さっと読みこなせる本なのに何とも時間が掛かってしまいました。
何がめでたい…つまりめでたくないと書いてあるんだろうと思って読み始めたのですが、単純に佐藤愛子さんのエッセイでした。
よく確認したら、女性セブンへの連載が書籍化されたという本でした。なぁんだ…
息抜きには良いかなという感じ。
でもわざわざハードカバーで買わなくても…という印象。
佐藤愛子節は健在で、それが大いに発揮されている章は面白かったですが…。
以前、廃棄業者が廃棄処分になったものを横流しして、それがスーパーで安く売られているという事件がありました。
「値段が安いもんに無考えに飛びつく女性がいるのがイカン」といわれると確かにそれが正しいような気がする。

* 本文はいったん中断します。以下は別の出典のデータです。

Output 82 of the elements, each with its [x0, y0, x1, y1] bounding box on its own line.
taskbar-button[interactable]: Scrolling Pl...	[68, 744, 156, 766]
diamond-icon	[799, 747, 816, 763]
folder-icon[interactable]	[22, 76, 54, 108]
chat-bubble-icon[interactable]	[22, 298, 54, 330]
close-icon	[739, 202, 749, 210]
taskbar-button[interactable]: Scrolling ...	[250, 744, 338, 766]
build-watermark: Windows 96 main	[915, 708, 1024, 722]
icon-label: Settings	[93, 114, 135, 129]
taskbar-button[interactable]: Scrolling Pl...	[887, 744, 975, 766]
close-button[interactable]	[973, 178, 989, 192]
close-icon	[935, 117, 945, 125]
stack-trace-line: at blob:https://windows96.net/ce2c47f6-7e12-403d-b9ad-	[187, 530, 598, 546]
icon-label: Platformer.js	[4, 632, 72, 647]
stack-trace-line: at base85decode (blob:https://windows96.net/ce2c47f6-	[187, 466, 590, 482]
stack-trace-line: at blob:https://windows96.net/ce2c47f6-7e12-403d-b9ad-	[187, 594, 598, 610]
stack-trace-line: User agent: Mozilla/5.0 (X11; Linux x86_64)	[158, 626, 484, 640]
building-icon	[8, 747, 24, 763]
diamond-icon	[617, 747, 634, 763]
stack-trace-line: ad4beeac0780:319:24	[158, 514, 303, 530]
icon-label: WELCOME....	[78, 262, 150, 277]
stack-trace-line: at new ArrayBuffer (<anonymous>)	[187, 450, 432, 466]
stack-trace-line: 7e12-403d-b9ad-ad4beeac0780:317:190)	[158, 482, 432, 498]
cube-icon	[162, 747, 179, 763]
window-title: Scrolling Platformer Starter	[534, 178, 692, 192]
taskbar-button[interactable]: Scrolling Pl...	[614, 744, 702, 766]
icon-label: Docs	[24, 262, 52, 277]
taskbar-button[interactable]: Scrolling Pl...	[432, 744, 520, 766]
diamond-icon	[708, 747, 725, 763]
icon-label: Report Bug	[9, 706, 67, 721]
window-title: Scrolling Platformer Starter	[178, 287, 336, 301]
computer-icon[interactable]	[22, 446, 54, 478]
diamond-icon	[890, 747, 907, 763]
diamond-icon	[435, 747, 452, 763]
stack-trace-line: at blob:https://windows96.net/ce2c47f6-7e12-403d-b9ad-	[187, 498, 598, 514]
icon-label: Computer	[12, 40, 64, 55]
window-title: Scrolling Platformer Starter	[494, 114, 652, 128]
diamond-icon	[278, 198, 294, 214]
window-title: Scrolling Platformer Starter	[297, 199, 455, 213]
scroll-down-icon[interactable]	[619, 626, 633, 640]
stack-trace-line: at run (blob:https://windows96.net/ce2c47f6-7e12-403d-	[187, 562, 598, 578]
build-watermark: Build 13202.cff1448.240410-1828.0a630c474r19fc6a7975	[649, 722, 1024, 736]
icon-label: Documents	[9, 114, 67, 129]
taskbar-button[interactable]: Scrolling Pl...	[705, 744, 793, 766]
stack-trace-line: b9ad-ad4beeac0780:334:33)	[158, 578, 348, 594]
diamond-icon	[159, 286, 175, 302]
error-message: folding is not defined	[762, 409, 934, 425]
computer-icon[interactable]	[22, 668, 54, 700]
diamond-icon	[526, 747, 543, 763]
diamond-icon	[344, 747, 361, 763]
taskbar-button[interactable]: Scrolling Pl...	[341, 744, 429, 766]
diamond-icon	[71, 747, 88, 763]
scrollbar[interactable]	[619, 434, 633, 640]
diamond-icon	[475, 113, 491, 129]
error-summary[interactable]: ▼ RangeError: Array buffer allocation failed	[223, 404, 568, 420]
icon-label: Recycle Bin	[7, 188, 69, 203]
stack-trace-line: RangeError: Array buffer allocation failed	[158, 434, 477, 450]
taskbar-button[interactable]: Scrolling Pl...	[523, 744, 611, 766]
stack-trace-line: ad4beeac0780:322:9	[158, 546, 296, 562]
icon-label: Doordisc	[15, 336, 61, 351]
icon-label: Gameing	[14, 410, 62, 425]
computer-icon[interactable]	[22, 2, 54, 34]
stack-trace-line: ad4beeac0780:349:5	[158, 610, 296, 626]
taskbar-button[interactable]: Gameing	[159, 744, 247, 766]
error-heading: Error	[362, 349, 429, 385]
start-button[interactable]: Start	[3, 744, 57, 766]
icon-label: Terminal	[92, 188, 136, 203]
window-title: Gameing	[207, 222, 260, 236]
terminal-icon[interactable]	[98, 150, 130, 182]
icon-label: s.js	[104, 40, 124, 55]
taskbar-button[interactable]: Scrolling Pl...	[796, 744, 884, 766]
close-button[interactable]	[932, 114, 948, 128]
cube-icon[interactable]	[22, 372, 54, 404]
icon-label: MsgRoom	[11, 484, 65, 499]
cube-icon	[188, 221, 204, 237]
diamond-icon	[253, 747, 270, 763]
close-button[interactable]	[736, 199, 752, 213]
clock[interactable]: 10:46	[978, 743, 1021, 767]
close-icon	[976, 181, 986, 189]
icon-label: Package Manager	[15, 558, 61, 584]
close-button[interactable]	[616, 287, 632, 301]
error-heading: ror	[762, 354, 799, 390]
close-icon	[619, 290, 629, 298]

例によって「安値買いは悪」という著名な批評家の意見が正論としてまかり通るかのように見えたものの…
大阪のオバちゃんが
「そんなもん、安けりゃなんぼでも買うがなっ」と声を上げたそう。
佐藤さんは思わず拍手喝采っ!!安いもんがあれば飛びつく、これが日本の伝統的な主婦魂というものだ…と。10円でも安い豆腐があれば1キロ遠いスーパーにだって歩いていく…それが昔の家計を守る主婦像だったと。
確かに…
時代は変わった…もっと変わる…
なにがどう変わっても、この大阪のオバちゃんみたいにしっかりと自分の意見を言える堂々たる姿勢は見習いたいもんだなぁ。